The first and the most obvious is the interregnum between U.S. presidencies, in which only the faintest of squeaks will be heard from our political class as our weapons are used to establish later bridgeheads and to realign our uneasy simultaneous patronage of the Israeli and the Egyptian and the Palestinian establishments. Benny Morris, one of the most tough-minded Israeli intellectual commentators, used to speculate that Israel would employ the Bush-Obama transition to strike at Iranian nuclear sites. He may have been wrong in the short term, but, in fact, the current attack on Gaza and Hamas is the same war in a micro or proxy form.
Second comes the impending February election in Israel. Until last week, Benjamin Netanyahu was strongly favored to come back as the man whose hard line against territorial concessions had been vindicated by the use of long-evacuated Gaza as a launching pad for random missile attacks. It now seems unlikely that he can easily outbid the current ruling coalition, at least from the hawkish right. (Remember that all the nonsense of the so-called "Al-Aqsa intifada," which wasted so much time and life in the last decades, was first instigated by an electoral rivalry between Netanyahu and Ariel Sharon, in which the latter showed himself more hard-line than the former by waddling militantly across the Temple Mount in the company of an armed band. For such vanities do children end up screaming in the streets over the mangled bodies of their parents—and vice, if I may so phrase it, versa.)

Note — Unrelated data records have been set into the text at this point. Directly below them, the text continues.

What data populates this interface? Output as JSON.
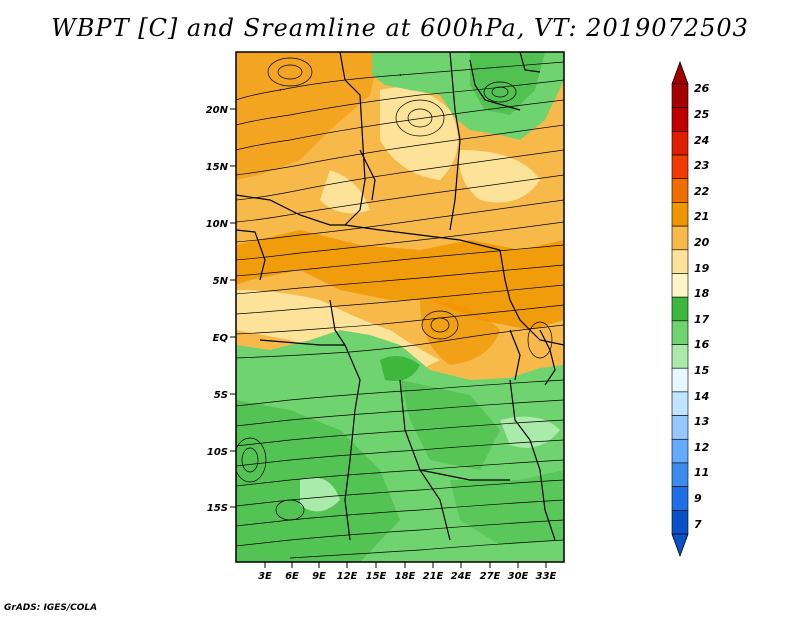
{
  "title": "WBPT [C] and Sreamline at 600hPa, VT: 2019072503",
  "footer": "GrADS: IGES/COLA",
  "lat_labels": [
    "20N",
    "15N",
    "10N",
    "5N",
    "EQ",
    "5S",
    "10S",
    "15S"
  ],
  "lon_labels": [
    "3E",
    "6E",
    "9E",
    "12E",
    "15E",
    "18E",
    "21E",
    "24E",
    "27E",
    "30E",
    "33E"
  ],
  "colorbar": {
    "labels": [
      "26",
      "25",
      "24",
      "23",
      "22",
      "21",
      "20",
      "19",
      "18",
      "17",
      "16",
      "15",
      "14",
      "13",
      "12",
      "11",
      "9",
      "7"
    ],
    "colors": [
      "#a50000",
      "#c00000",
      "#e01e00",
      "#f03c00",
      "#f06e00",
      "#f09600",
      "#f7b94a",
      "#fde39a",
      "#fdf5c8",
      "#3db83d",
      "#6fd36f",
      "#aaeaaa",
      "#e6f8ff",
      "#c0e4ff",
      "#96c8ff",
      "#64aaff",
      "#3c8cf0",
      "#1e6ee6",
      "#0a50c8"
    ],
    "upper_arrow_color": "#a50000",
    "lower_arrow_color": "#0a50c8"
  },
  "field_colors": {
    "warm_dark": "#f09600",
    "warm": "#f7b94a",
    "warm_light": "#fde39a",
    "cool": "#6fd36f",
    "cool_dark": "#3db83d",
    "cool_light": "#aaeaaa"
  }
}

The third consideration, and the least noticed, is the fact that this month is the one where new elections for the Palestinian Authority have to be called by President Mahmoud Abbas, if not actually held. Before the new year, I talked to one or two knowledgeable Palestinians who argued that, under then-present conditions, Hamas had to hope that such elections would not soon take place. Life in Islamic Gaza was not such as to induce ecstatic happiness and prosperity among the populace: In common with many fundamentalist movements, the Muslim Brotherhood in its local Palestinian incarnation had badly overplayed its hand. It seems improbable that we'll ever know what would have happened in a free vote, but I think it's safe to say that recent events have further postponed the emergence of a democratic and secular alternative among the Palestinians. I even think it's possible that some people in Israel and some other people in Gaza do not want to see the emergence of such a force, but let me not be cynical.